報われない恋心
グラコート侯爵邸に戻り遅めの朝食を食べていると、フルチン男が俺に話しかけてきた。
「ジョージ殿、ちょっと聞きたい事があるのだがよろしいか?」
「食事をしながらで良いならどうぞ。それより顔の腫れがひどいな。誰にやられた?」
「……。それはもう良い。反省している。それにレオ爺がジョージ殿の実力の底が見えないと先程興奮して言っていた。あんなレオ爺は久しく見てない。それならジョージ殿が本物の英雄って事なんだろう」
「随分と殊勝な事で。それで聞きたい事って何?」
「先程、学生の制服を着て出掛けて行ったエルフについて教えて欲しい」
「あぁ、エヴィーの事かな?」
「エヴィーという名なのか?」
顔を赤く染めるフルチン男改めヤクス。
「えっと、エンヴァラって名前だ。親しく無い者が愛称であるエヴィーと呼ぶと殺されるから気を付けてね」
「ハハハ、ジョージ殿がエンヴァラ殿を愛称で呼ばせたく無いからといっても冗談がすぎますね」
「いや冗談だったら俺も嬉しいけど、冗談じゃないから。本当に殺されるからね。一応、エヴィーには人間を傷つけないように厳命はしているけど絶対じゃないからさ」
笑っていたヤクスが怪訝な顔に変わる。腫れている顔でわかりにくいけど。
「それは本当なのですか?」
「本当の本当だよ。

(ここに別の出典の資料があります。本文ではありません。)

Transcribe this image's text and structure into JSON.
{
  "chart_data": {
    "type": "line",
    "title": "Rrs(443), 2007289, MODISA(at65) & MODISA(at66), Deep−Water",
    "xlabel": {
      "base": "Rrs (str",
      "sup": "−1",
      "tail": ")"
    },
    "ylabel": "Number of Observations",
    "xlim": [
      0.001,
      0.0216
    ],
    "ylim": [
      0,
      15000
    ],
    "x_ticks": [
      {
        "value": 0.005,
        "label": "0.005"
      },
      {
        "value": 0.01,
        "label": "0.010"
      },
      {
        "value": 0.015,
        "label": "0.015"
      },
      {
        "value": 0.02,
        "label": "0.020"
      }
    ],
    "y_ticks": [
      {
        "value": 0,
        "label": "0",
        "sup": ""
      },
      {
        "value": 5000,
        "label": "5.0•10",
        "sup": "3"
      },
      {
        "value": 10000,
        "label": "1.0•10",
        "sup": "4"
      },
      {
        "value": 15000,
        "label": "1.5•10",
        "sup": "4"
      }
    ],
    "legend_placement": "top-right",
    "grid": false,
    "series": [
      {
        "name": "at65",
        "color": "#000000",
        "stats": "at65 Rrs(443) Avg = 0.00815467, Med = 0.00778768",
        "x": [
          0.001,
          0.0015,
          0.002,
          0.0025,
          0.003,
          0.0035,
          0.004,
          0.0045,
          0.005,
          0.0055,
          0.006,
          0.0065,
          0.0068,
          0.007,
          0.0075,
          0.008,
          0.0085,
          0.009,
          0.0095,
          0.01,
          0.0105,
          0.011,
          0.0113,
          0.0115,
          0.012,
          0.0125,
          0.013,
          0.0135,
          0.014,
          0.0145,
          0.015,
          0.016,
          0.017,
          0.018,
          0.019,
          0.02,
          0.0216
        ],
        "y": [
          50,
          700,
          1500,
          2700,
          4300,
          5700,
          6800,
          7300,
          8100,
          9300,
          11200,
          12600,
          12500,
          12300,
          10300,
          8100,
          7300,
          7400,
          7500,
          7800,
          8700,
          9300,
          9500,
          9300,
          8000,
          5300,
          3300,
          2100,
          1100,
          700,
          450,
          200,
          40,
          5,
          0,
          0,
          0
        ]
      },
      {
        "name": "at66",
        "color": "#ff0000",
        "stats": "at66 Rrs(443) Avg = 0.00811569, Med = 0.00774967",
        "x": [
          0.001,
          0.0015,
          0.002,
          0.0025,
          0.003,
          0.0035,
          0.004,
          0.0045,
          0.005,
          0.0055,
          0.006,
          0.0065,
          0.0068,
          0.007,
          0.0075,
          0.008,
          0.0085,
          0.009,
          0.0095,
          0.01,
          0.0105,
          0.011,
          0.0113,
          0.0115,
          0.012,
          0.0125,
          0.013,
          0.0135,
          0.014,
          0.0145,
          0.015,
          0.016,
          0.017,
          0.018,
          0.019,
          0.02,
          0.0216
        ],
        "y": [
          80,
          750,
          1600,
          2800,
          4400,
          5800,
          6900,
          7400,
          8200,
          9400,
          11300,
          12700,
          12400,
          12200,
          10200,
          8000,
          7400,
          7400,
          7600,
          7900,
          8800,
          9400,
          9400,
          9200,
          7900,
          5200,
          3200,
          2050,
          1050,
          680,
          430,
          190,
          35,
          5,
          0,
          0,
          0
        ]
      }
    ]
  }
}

エヴィーは人間を虫ケラだと思っているからね。俺も初めてエヴィーと会った時に、助けてくれたお礼に下僕にしてやるって攻撃されたよ。間違いなくエヴィーは生態系の頂点に位置する存在だ」
「ただのエルフだろ? 確かにエルフは人間より魔法に優れているが、それ程人間と変わらないだろう?」
「エヴィーはエルフの事を劣等種族って言ってたぞ。エヴィーはハイエルフだからな」
ヤクスは眼を丸くした。腫れていても驚く顔をわかるな。
「は、ハイエルフ!? そんなの御伽話だろ。いるわけが無いじゃないか」
「信じるか信じないかは勝手にしてくれ。俺も本当がどうかは知らん。エヴィーがそう言っているだけだからな。それと古代のエルフ王だったみたいだよ」
「古代のエルフ王……」
報われない恋心は早めに潰した方が傷は浅いよな。
「ヤクス。残念な事だが眺めるだけで満足しておけ。懸想してはいけない存在がエヴィーなんだよ。それじゃな」
俺は食事を終え私室に戻った。項垂れるヤクスをそっとする為に。